Thank you for recognizing the contributions of our work and for your suggestions on how to further improve it. We greatly appreciate the time and effort you have dedicated to reviewing our paper.

Regarding the weaknesses and questions you pointed out, we have provided detailed discussions and explanations (both in the discussion forum and in the revision) and supplemented additional experiments to strengthen the validation of our method. We also deeply appreciate your suggestions for areas of improvement. These suggestions have been thoroughly discussed and incorporated into the discussion section of our revision, as we believe they will significantly enhance the quality of our work.

As the discussion deadline is approaching, we kindly request further feedback from you to help us refine the quality of our paper and address any remaining concerns. Your insights are highly valued and will play a crucial role in improving the clarity and impact of this work.

We understand that it is currently the Thanksgiving period (if applicable to you), and we apologize for any inconvenience caused by this message. We wish you a Happy Thanksgiving and sincerely thank you for your efforts in fostering progress within the research community.

Best regards,

The Authors

Dear Reviewers,

We sincerely appreciate your valuable time and insightful feedback. As the revision submission deadline approaches, we have made further updates to our draft. The new version has been uploaded, and all the changes are highlighted in orange for your convenience. Below is a summary of the main revisions:

1. Added discussions on the contributions of related work (Section 2) We have primarily enhanced the discussion in Section 2 to elaborate on the contributions of [1] and [2], while emphasizing how our work builds upon and differs from theirs.

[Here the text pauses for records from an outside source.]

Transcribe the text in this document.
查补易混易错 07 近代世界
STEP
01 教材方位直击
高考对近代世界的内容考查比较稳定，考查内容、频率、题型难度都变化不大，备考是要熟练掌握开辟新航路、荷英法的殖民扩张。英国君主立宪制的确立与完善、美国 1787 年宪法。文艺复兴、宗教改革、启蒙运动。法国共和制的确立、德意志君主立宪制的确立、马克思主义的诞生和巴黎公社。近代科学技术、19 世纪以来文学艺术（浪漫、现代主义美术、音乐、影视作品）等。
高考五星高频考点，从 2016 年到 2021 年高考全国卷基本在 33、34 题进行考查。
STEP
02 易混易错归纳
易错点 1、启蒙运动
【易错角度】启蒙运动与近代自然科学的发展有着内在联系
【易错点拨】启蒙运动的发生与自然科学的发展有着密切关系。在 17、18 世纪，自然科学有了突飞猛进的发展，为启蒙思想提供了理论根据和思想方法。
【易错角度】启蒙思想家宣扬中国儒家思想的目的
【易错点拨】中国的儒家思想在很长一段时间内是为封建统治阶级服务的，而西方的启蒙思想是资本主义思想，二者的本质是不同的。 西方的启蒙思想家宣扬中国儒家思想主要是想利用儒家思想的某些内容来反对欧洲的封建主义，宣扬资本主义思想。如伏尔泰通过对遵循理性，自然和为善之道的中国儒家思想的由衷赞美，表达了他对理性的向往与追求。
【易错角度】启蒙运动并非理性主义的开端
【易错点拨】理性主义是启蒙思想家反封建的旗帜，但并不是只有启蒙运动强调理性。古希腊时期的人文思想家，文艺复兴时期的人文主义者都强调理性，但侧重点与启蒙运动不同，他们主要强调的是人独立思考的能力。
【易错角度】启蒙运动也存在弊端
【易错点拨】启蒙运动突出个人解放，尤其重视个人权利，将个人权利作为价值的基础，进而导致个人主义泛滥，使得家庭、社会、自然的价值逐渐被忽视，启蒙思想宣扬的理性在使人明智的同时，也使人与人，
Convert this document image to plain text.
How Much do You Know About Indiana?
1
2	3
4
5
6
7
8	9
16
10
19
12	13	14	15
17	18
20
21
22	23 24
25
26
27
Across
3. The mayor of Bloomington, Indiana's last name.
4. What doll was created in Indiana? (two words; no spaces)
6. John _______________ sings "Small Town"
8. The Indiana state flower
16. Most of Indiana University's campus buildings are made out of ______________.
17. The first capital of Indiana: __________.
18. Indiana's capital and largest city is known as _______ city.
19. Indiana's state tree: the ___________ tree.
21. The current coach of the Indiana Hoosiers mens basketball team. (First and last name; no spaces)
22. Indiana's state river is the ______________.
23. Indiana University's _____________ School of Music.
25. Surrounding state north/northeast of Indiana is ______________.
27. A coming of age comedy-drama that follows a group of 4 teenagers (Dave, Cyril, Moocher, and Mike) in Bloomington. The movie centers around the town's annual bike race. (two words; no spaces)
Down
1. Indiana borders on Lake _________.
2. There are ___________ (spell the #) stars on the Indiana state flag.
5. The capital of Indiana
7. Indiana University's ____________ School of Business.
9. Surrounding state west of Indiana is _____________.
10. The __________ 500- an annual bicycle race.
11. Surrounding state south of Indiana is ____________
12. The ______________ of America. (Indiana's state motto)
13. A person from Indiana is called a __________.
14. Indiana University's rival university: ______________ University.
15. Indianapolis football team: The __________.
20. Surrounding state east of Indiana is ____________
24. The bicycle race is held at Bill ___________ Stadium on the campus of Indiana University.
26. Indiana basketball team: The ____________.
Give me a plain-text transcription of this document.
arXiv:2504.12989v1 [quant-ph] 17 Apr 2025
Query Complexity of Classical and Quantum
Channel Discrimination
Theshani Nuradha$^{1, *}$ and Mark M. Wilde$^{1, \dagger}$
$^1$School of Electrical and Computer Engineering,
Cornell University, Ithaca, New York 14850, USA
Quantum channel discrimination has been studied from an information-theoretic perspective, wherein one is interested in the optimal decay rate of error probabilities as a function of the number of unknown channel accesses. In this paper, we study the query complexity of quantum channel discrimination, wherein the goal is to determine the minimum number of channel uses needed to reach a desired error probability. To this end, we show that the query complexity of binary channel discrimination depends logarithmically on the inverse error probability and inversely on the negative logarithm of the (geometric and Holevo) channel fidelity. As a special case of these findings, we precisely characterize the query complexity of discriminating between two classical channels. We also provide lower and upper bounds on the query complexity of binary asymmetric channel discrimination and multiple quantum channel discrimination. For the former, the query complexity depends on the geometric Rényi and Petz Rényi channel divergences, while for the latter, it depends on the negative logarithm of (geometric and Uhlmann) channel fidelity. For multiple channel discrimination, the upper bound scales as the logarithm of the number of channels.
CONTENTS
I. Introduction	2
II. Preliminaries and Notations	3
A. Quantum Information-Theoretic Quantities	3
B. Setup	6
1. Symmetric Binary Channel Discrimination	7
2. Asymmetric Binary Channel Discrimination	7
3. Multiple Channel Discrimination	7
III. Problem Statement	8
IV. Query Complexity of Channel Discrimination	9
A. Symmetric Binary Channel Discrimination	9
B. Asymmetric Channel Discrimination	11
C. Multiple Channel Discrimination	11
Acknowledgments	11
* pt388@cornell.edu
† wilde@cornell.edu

2. Added discussions on the Gradient Ascent method (Section 4.1, Appendix N) We discussed in Section 4.1 that the main reason we do not compare with Gradient Ascent methods is that our approach does not rely on a differentiable surrogate. Additionally, in Appendix N, we analyzed the performance of Gradient Ascent and fairly presented the results of TACO and baselines under the 60th percentile offline MBO setting.

We greatly appreciate the reviewer's valuable feedback. If you have any further concerns, please raise them in the forum, and we will actively address them. Your input will undoubtedly help enhance the quality of our paper.

References

[1] Reddy, Aniketh Janardhan, et al. "Designing Cell-Type-Specific Promoter Sequences Using Conservative Model-Based Optimization." bioRxiv. 2024.

[2] Angermueller, Christof, et al. "Model-based reinforcement learning for biological sequence design." International conference on learning representations. 2019.